1. 国内銅建値と為替・LME相場の動向

  • JX金属の電気銅建値は8月19日改定の236万円(8月17日の過去最高値242万円から6万円安)が本日も継続。8月12日238万円→8月17日242万円→8月19日236万円と、いったん最高値を更新した後に反落する展開です。
  • LME銅相場は8月17日に一時前日比1.7%高の1トン14,396ドルまで上昇し過去最高値14,527.50ドルに迫る水準となり、週ベースで7週連続の上昇。現物価格が3カ月先渡し価格を543.50ドル上回るバックワーデーションとなっており、2021年以来の需給ひっ迫を示しています。
  • ドル円は8月20日午前、東京市場で1ドル=158円11〜12銭(前日比+1円06銭)と円高方向で推移。米財務省の米国債買い入れ消却枠拡大発表を受けた米金利低下・ドル売りが背景で、円高進行は国内円建て銅建値の押し下げ要因となっています。

2. 電線メーカーの事業動向

  • 住友電工・古河電工・SWCC単独の新規個別発表は8月20日時点で確認されませんでした。
  • 住友電気工業は2026年7月1日付で普通株式を1株→4株に分割済み。

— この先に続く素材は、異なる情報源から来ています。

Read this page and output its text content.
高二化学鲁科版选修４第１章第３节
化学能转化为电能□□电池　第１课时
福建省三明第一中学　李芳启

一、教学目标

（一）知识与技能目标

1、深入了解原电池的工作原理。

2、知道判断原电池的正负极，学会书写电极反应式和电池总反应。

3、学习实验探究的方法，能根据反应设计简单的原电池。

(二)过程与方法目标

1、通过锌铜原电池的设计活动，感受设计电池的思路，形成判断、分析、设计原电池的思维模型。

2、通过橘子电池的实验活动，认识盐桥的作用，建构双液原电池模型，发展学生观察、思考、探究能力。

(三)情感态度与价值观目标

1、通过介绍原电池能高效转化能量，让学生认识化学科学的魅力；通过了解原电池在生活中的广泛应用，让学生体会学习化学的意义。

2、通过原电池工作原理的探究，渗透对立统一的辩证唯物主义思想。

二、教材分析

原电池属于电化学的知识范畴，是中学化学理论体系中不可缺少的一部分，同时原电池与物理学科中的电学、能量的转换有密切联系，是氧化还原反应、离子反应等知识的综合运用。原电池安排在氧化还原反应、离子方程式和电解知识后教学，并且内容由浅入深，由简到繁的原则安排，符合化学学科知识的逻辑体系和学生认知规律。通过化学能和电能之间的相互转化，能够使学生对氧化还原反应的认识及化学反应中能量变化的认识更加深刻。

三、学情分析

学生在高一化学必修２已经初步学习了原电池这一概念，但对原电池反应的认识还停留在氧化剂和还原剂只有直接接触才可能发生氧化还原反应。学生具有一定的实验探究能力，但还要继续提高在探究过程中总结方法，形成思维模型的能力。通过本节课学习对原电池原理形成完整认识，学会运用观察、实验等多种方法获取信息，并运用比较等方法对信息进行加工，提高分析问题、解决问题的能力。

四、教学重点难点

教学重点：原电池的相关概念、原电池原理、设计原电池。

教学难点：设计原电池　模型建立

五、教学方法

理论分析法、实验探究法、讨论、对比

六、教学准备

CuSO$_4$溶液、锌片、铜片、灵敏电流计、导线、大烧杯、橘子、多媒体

2027年3月期第1四半期は増収増益(売上収益+15.9%、営業利益+61.0%)と好調を維持しています。
  • SWCCは古河電工と共同出資していた汎用ケーブル会社(SFCC)の株式取得を進めており、2026年3月末までに完全子会社化を完了しています。

3. 自動車・半導体産業の復旧状況

  • 令和8年熊本地震(7月28日発生、最大震度7)の影響で停止していたホンダ埼玉製作所・鈴鹿製作所・ホンダオートボディ(三重)の四輪生産が、8月20日より稼働を再開しました。
  • 二輪車・パワープロダクツを製造する熊本製作所は、スプリンクラー作動による浸水被害の復旧・設備点検を経て、8月24日に生産再開の予定です。
  • 半導体ではTSMC熊本第1工場・ソニーセミコンダクタの熊本拠点とも8月中には地震前の稼働水準への復旧が見込まれており、自動車向け半導体供給の正常化が進む見通しです。

4. データセンター・電力インフラ投資

  • データセンター新設・増強に伴う国内電力需要は2025年度の47万kWから2034年度には616万kWへ急拡大する見通しです。
  • AI投資の拡大により送配電網の増強・系統接続容量の確保が全国的な課題となっており、電力・送配電関連の設備投資(電線需要)を押し上げる要因として注目されています。
  • 系統接続の容量制約がデータセンター新設・拡張のボトルネックとして顕在化しており、電線・ケーブルメーカーにとっては中長期的な需要拡大要因である一方、短期的な納期対応力が課題となる可能性があります。

5. ハーネス部材の価格改定動向

  • 電線本体については8月20日時点で新規の値上げ発表は確認されませんでした。
  • 端子・コネクタ関連では、松村電機製作所がD型プラグ・コネクタ・コンセント等を8月1日発注分より価格改定。ミスミもRS232Cケーブル等コネクタ関連製品を7月1日より4〜5%値上げしています。
  • 配電制御機器業界では2026年6月から改定率+20%〜80%の大幅な価格改定が実施されており、原材料高騰の影響が電材業界全般に波及していることがうかがえます。